ZAMBIA has recorded steady growth this year compared to last year and requires upscaled effort to reduce poverty and inequality, the Bank of Zambia (BoZ) has said.

BoZ Governor Danny Kalyalya said growth for the first half of 2018 was 3.3 percent compared to 3.1 percent in the first half of last year.

He however stressed that Zambia needed to grow much more strongly to reduce poverty, inequality and achieve long term goal of becoming a prosperous middle income country by 2030.

Dr Kalyalya was speaking at a media briefing in Lusaka.

“Monetary policy in 2017 continued to focus on maintaining inflation in single digits, with an end-year   target of 9.0%. With inflation falling within the target range and projections consistently pointing to low inflation, the Bank eased monetary policy to support economic growth and minimize financial system stability risks.

“The Bank reduced the Policy Rate to 10.25% by November 2017 from 15.5% in 2016 and lowered the statutory reserve ratio to 8.0% in November 2017 from 18.0% in 2016,”he stated.

He explained that during 2018, monetary policy remained accommodative and that in the first quarter the Policy Rate was lowered to 9.75 per cent from 10.25 per cent.

Statutory Reserve Ratio was reduced to 5.0 per cent from 8.0 per cent.

Dr Kalyalya stated that BoZ maintained the rates during the year as projections showed that inflation would remain anchored within the target range of 6-8 per cent in the medium-term.

“This policy stance was and is still intended to support economic activity and contain some vulnerabilities affecting the financial sector. In addition, the decision took into account the prevailing high lending rates, which continue to constrain access to credit, especially by the productive sectors of the economy.

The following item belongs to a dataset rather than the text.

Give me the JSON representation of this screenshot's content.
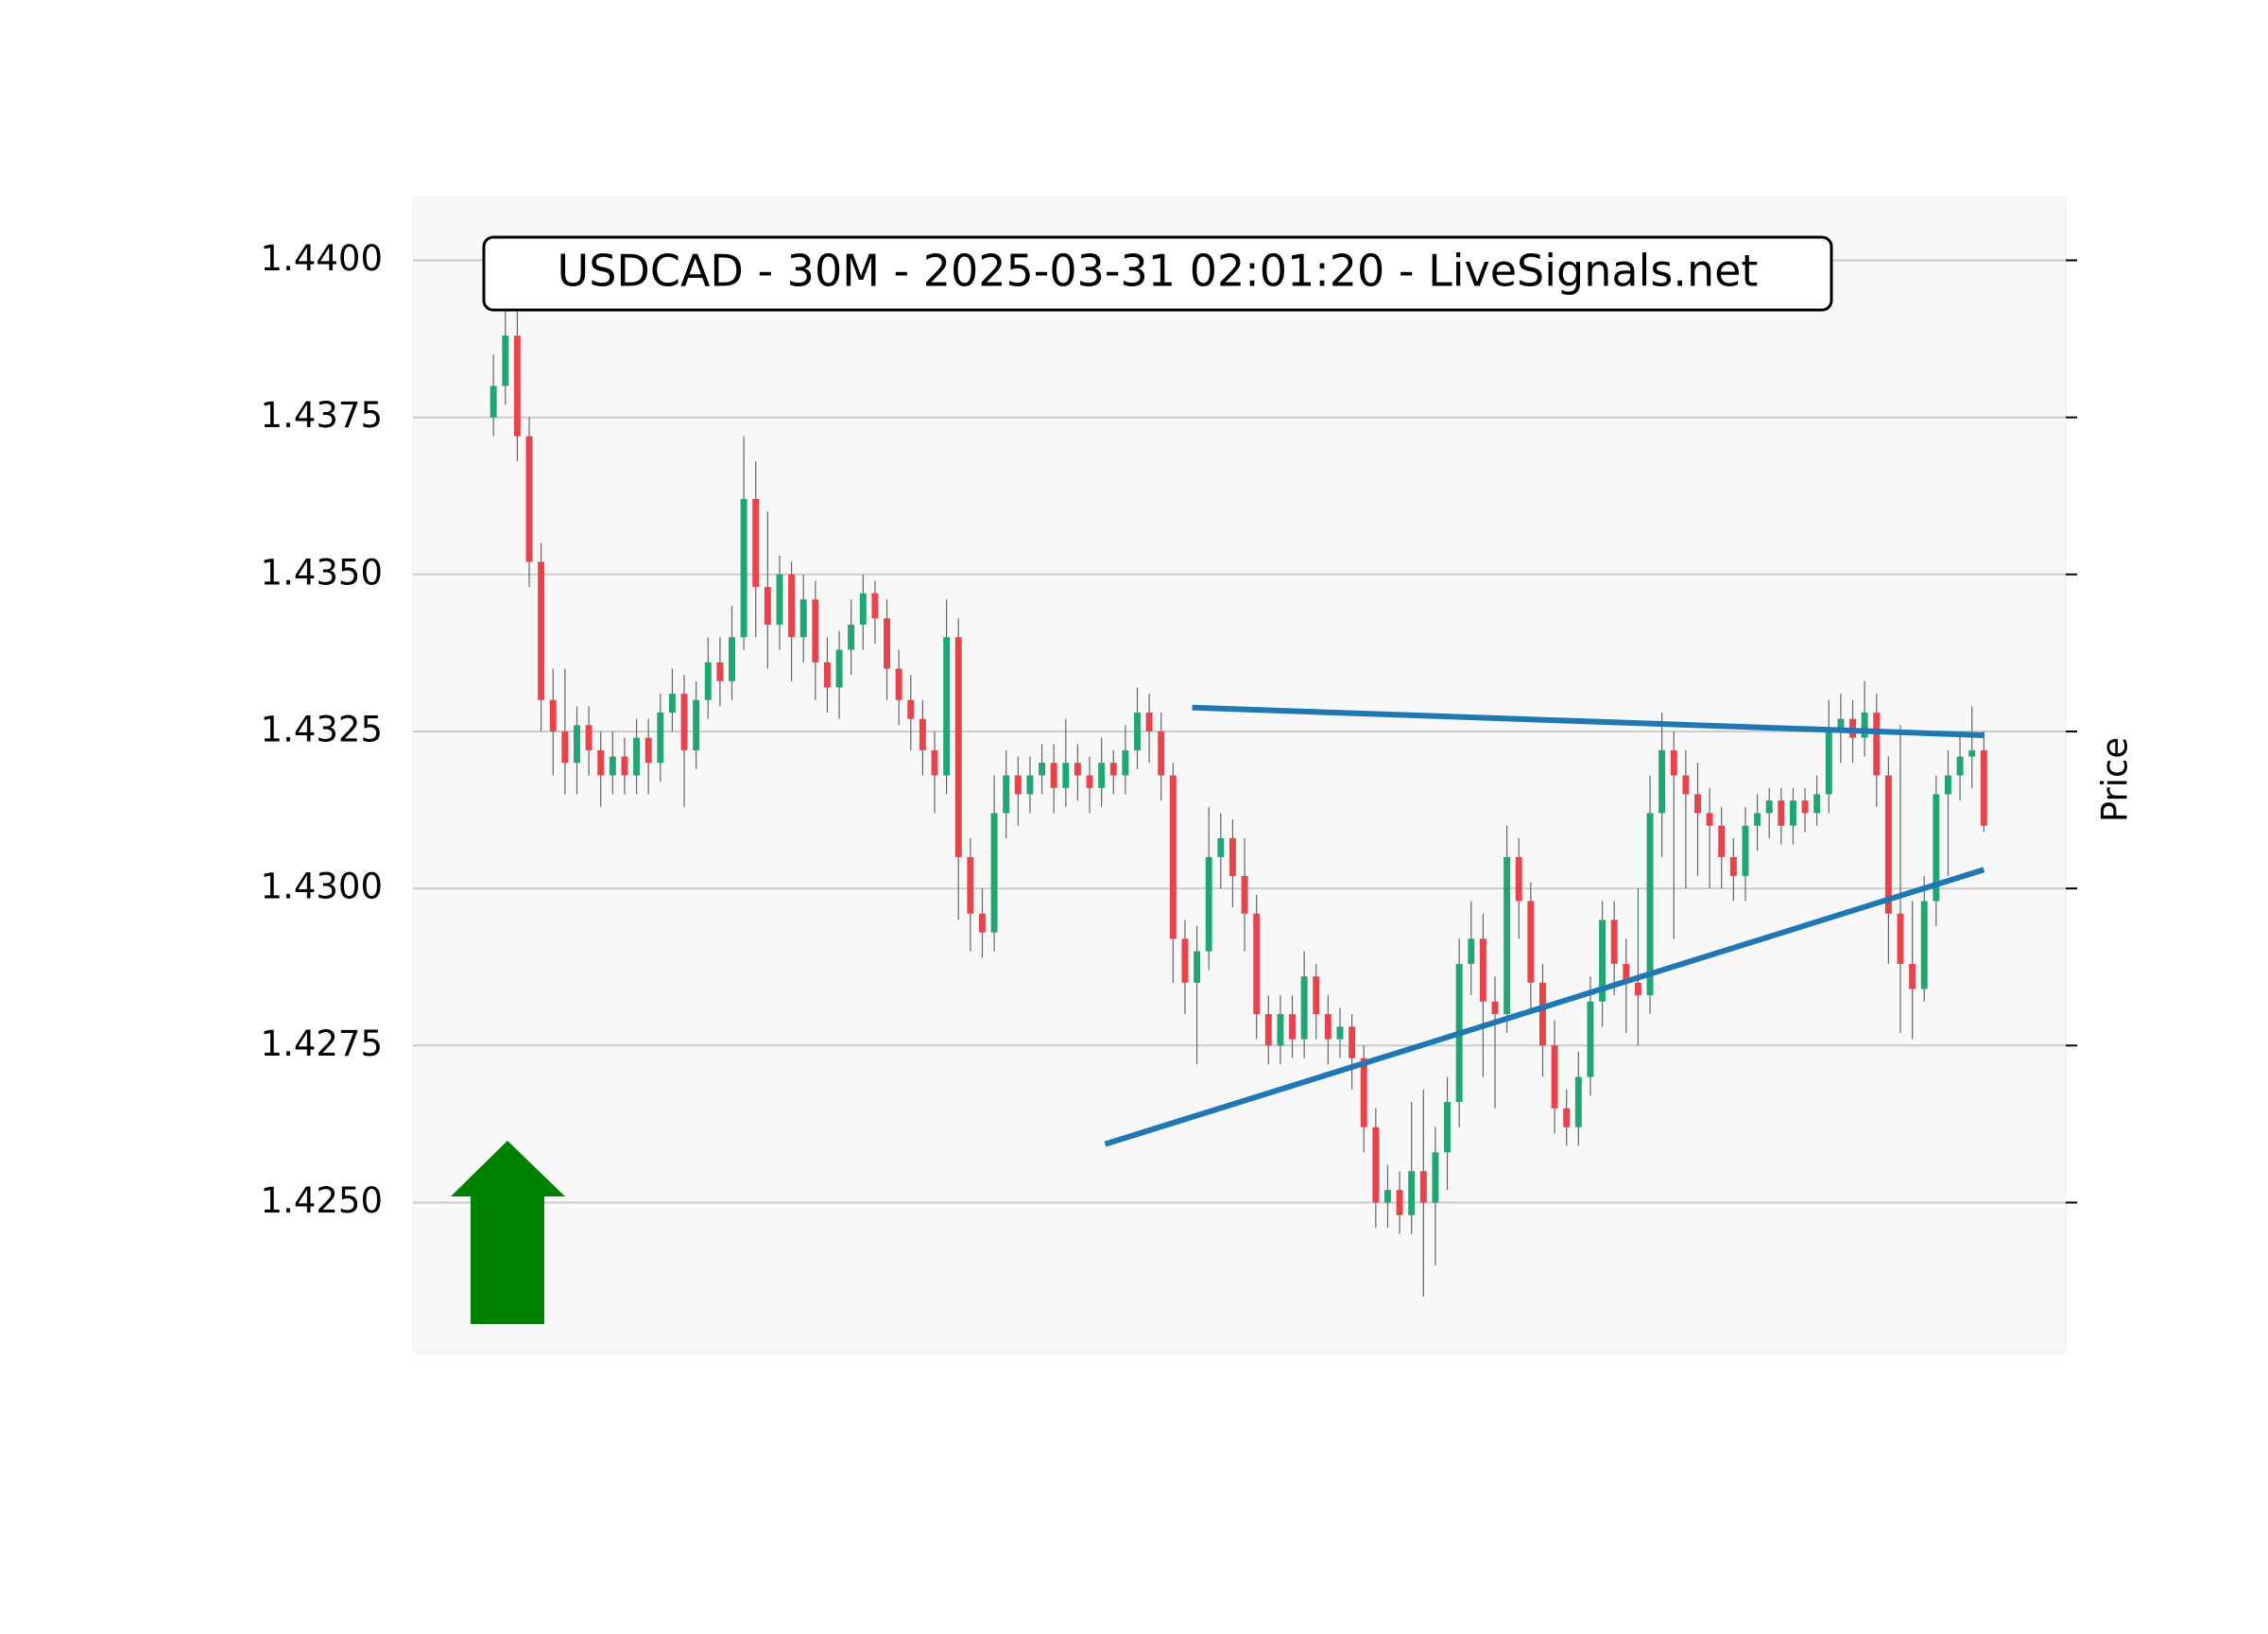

“In the third quarter of 2018, we saw some expansion in total domestic credit, which grew by 9.9% driven by strong growth in lending to private enterprises and households, and a pick-up in credit to Government. Increased demand for working capital by private enterprises and lower interest rates on salary-backed loans to households, partly accounted for growth in credit to these sectors, “he said.